One of the first developed characters was “Fred Jones” (Frank Welker) who was originally named Ronnie, which was changed because Fred ended up being based on Fred Silverman, who was the head of daytime programming at CBS at the time Scooby-Doo was being developed. After Fred’s character was created, that was when Scooby-Doo came along. The Washington Post says when “Producer Joseph Barbera told Mr. Spears and Ruby to get to work. As Mr. Spears told the story, they were leaving Barbera’s office when Ruby ‘snapped his fingers, sticks his head back inside, and says, ‘Joe, is it okay to put a dog in it, because we know Freddy Silverman likes dogs?’ And Joe Barbera said, ‘Sure, do anything you want.’”

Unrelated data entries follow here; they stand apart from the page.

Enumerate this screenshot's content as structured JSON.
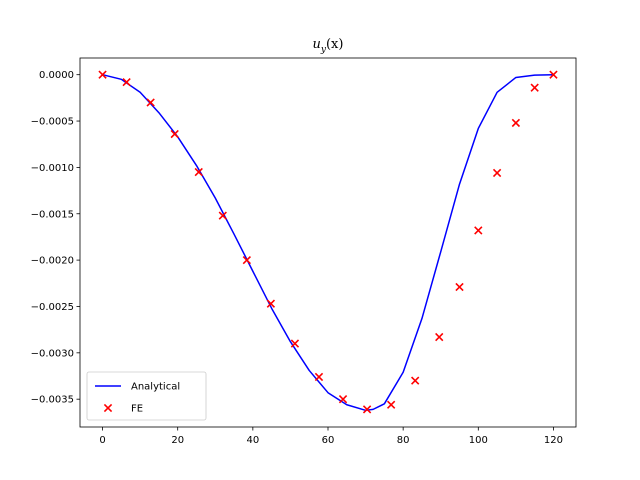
{
  "chart_data": {
    "type": "line",
    "title": "u_y(x)",
    "title_main": "u",
    "title_sub": "y",
    "title_arg": "(x)",
    "xlabel": "",
    "ylabel": "",
    "xlim": [
      -6,
      126
    ],
    "ylim": [
      -0.0038,
      0.00018
    ],
    "x_ticks": [
      0,
      20,
      40,
      60,
      80,
      100,
      120
    ],
    "x_tick_labels": [
      "0",
      "20",
      "40",
      "60",
      "80",
      "100",
      "120"
    ],
    "y_ticks": [
      0.0,
      -0.0005,
      -0.001,
      -0.0015,
      -0.002,
      -0.0025,
      -0.003,
      -0.0035
    ],
    "y_tick_labels": [
      "0.0000",
      "−0.0005",
      "−0.0010",
      "−0.0015",
      "−0.0020",
      "−0.0025",
      "−0.0030",
      "−0.0035"
    ],
    "grid": false,
    "legend_position": "lower-left",
    "series": [
      {
        "name": "Analytical",
        "kind": "line",
        "color": "#0000ff",
        "x": [
          0,
          5,
          10,
          15,
          20,
          25,
          30,
          35,
          40,
          45,
          50,
          55,
          60,
          65,
          70,
          72,
          75,
          80,
          85,
          90,
          95,
          100,
          105,
          110,
          115,
          120
        ],
        "y": [
          0.0,
          -5e-05,
          -0.00019,
          -0.00041,
          -0.00067,
          -0.00098,
          -0.00133,
          -0.00172,
          -0.00212,
          -0.00252,
          -0.00288,
          -0.00319,
          -0.00343,
          -0.00356,
          -0.00362,
          -0.00361,
          -0.00355,
          -0.00321,
          -0.00263,
          -0.00191,
          -0.00118,
          -0.00058,
          -0.00019,
          -3e-05,
          -5e-06,
          0.0
        ]
      },
      {
        "name": "FE",
        "kind": "scatter",
        "color": "#ff0000",
        "marker": "x",
        "x": [
          0,
          6.4,
          12.8,
          19.2,
          25.6,
          32.0,
          38.4,
          44.8,
          51.2,
          57.6,
          64.0,
          70.4,
          76.8,
          83.2,
          89.6,
          95.0,
          100.0,
          105.0,
          110.0,
          115.0,
          120.0
        ],
        "y": [
          0.0,
          -8e-05,
          -0.0003,
          -0.00064,
          -0.00105,
          -0.00152,
          -0.002,
          -0.00247,
          -0.0029,
          -0.00326,
          -0.0035,
          -0.00361,
          -0.00356,
          -0.0033,
          -0.00283,
          -0.00229,
          -0.00168,
          -0.00106,
          -0.00052,
          -0.00014,
          0.0
        ]
      }
    ]
  }
}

Many of the other main Scooby-Doo characters were inspired by the late 50’s/early 60’s American sitcom “The Money Loves Of Dohie Grills.” Daphne Blake (Indira Stefanianna) was based on the money-hungry teen character Talia Menniger, and Shaggy Rogers (Casey Kasem) was inspired by Maynard G. Krebs.

“Scooby-Doo’s [Don Messick] catchphrase from Silverman, who had heard Frank Sinatra scatting ‘doo-be-doo-be-doo’ on a recording of ‘Strangers in the Night,’ and whose own name was used for Fred, the group’s ascot-wearing leader,” says Washington Post. Velma Dinkleys (Nicole Jaffe), the smart detective of the group whose catchphrase is “Jinkies,” (which was originally “Oh my,” but was changed to be more catchy) was inspired by Shaggy Rogers whose catchphrase is “Zoinks!” “Zoinks” is a nonsense word that he says whenever he’s scared. Sometimes they used these catchphrases to get attention; for instance, Velma uses “Jinkies” in the show “A Pup Named Scooby-Doo” to make herself heard since she is a shy character. Daphne’s catchphrase, “Jeepers,” stands for “Jesus” in old school euphemism. Fred’s catchphrase wasn’t anything special considering it’s just “Let’s split up gang.” 

Let’s not forget about the Mystery Machine which also made an appearance in the same show, “Scooby-Doo, Where are you!” People are still wondering if the Mystery Machine is a mid-’60s Chevy G-Body panel or a Dodge A100. The model of the van was never confirmed.

Since the famous Scooby-Doo creators Ken Spears and Joe Ruby passed away last year, Warner Bros. has said that they will only be doing reboots of the old Scooby-Doo shows and movies. They are airing Scooby-Doo shows and movies on Boomerang and other services like HBO Max, Hulu, Vudu, Amazon Prime Videos, and Google Play Movies and TV.